Today in Secure Web Conference Corp. v. Microsoft, __ Fed App’x __ (Fed. Cir. 2016)(Stoll, J.), the panel sustained patent validity by reading a feature of the preferred embodiments as a limitation to the claims on the basis that such feature was the “essence” of the invention:
“We are mindful not to limit claims to preferred embodiments, but in this case, *** Figures 1 and 2 depict the essence of the claimed invention rather than a preferred embodiment.” (emphasis added)

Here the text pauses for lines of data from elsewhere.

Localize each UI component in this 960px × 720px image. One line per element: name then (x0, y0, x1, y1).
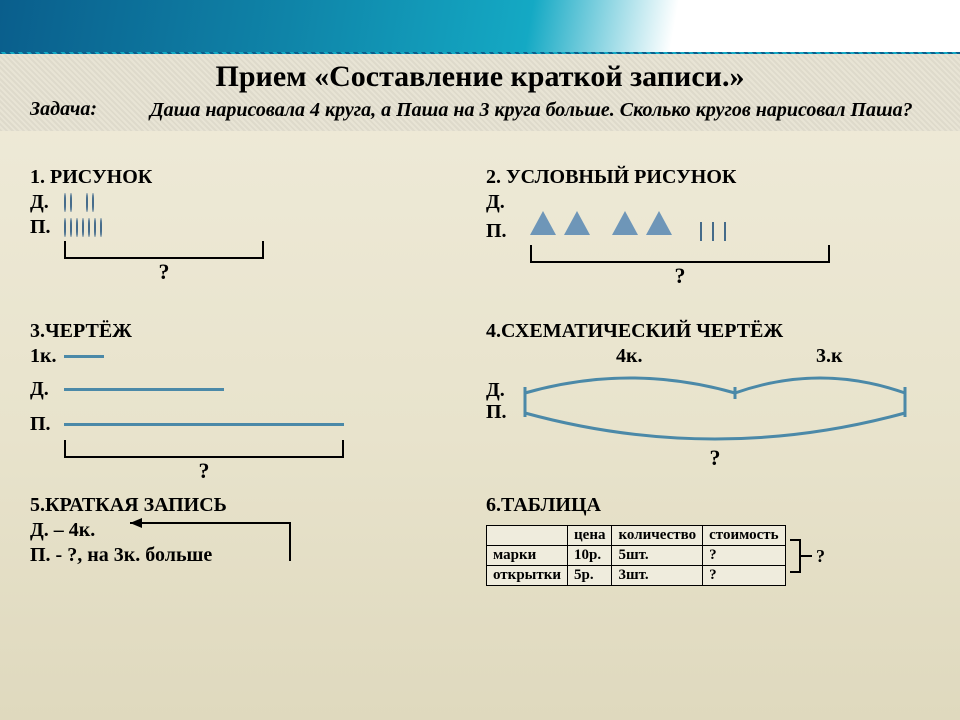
s4-title: 4.СХЕМАТИЧЕСКИЙ ЧЕРТЁЖ (486, 320, 930, 343)
section-3: 3.ЧЕРТЁЖ 1к. Д. П. ? (30, 320, 470, 490)
s1-title: 1. РИСУНОК (30, 166, 470, 189)
s2-d-shapes (530, 194, 680, 212)
s1-p-label: П. (30, 216, 64, 239)
task-row: Задача: Даша нарисовала 4 круга, а Паша … (30, 98, 930, 123)
section-5: 5.КРАТКАЯ ЗАПИСЬ Д. – 4к. П. - ?, на 3к.… (30, 494, 470, 586)
section-4: 4.СХЕМАТИЧЕСКИЙ ЧЕРТЁЖ Д. П. 4к. 3.к ? (470, 320, 930, 490)
s4-d-label: Д. (486, 379, 520, 402)
s2-bracket (530, 245, 830, 263)
s5-title: 5.КРАТКАЯ ЗАПИСЬ (30, 494, 470, 517)
s3-unit-label: 1к. (30, 345, 64, 368)
s1-d-label: Д. (30, 191, 64, 214)
s2-q: ? (530, 263, 830, 289)
s3-d-bar (64, 388, 224, 391)
s3-unit-bar (64, 355, 104, 358)
s6-outer-q: ? (816, 546, 825, 566)
section-2: 2. УСЛОВНЫЙ РИСУНОК Д. П. ? (470, 166, 930, 316)
s3-p-bar (64, 423, 344, 426)
section-6: 6.ТАБЛИЦА ценаколичествостоимость марки1… (470, 494, 930, 586)
task-label: Задача: (30, 98, 150, 121)
s6-outer-bracket: ? (786, 528, 836, 584)
s6-table: ценаколичествостоимость марки10р.5шт.? о… (486, 525, 786, 586)
s3-d-label: Д. (30, 378, 64, 401)
content: 1. РИСУНОК Д. П. ? 2. УСЛОВНЫЙ РИСУНОК Д… (30, 166, 930, 710)
page-title: Прием «Составление краткой записи.» (30, 60, 930, 94)
s2-p-shapes (700, 223, 736, 241)
s4-q: ? (520, 445, 910, 471)
top-banner (0, 0, 960, 58)
section-1: 1. РИСУНОК Д. П. ? (30, 166, 470, 316)
s5-arrow (30, 517, 350, 577)
header: Прием «Составление краткой записи.» Зада… (0, 54, 960, 131)
s1-bracket (64, 241, 264, 259)
s2-title: 2. УСЛОВНЫЙ РИСУНОК (486, 166, 930, 189)
s4-p-label: П. (486, 401, 520, 424)
s2-d-label: Д. (486, 191, 520, 214)
s1-q: ? (64, 259, 264, 285)
s3-bracket (64, 440, 344, 458)
s3-p-label: П. (30, 413, 64, 436)
s3-title: 3.ЧЕРТЁЖ (30, 320, 470, 343)
task-text: Даша нарисовала 4 круга, а Паша на 3 кру… (150, 98, 930, 123)
s2-p-label: П. (486, 220, 520, 243)
s6-title: 6.ТАБЛИЦА (486, 494, 930, 517)
s3-q: ? (64, 458, 344, 484)
s1-p-shapes (64, 219, 106, 237)
s1-d-shapes (64, 194, 98, 212)
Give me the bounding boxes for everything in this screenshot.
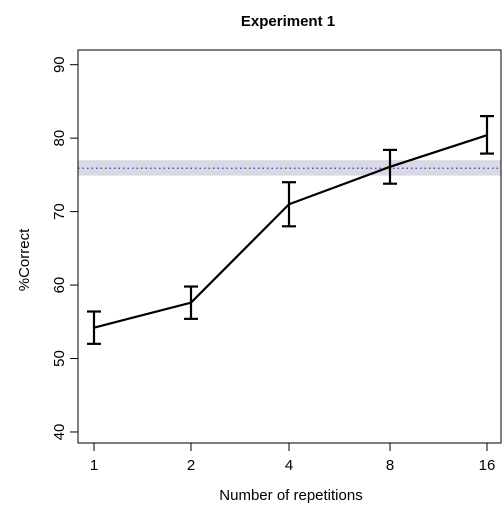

What is the “Essence” of an Invention, and how is that Relevant? See SRI Intern. v. Matsushita Elec. Corp. of America, 775 F.2d 1107, 1128 n.7 (Fed. Cir. 1985)(en banc)(Markey, C.J., joined by P. Newman, J., additional views)(“Reliance on a finding that [the] ‘essence’ … of a[n] … structural invention lies in the operation of a specification-described embodiment of the claimed structure would render meaningless the statutory requirement for claiming, 35 U.S.C. Sec. 112[.]”); Pennwalt Corp. v. Durand-Wayland, Inc., 833 F.2d 931, 949 (Fed. Cir. 1987)(en banc)(Nies, J., additional views)(“It is axiomatic under our precedent that one cannot obtain patent protection for an …‘essence’ of an invention.…”).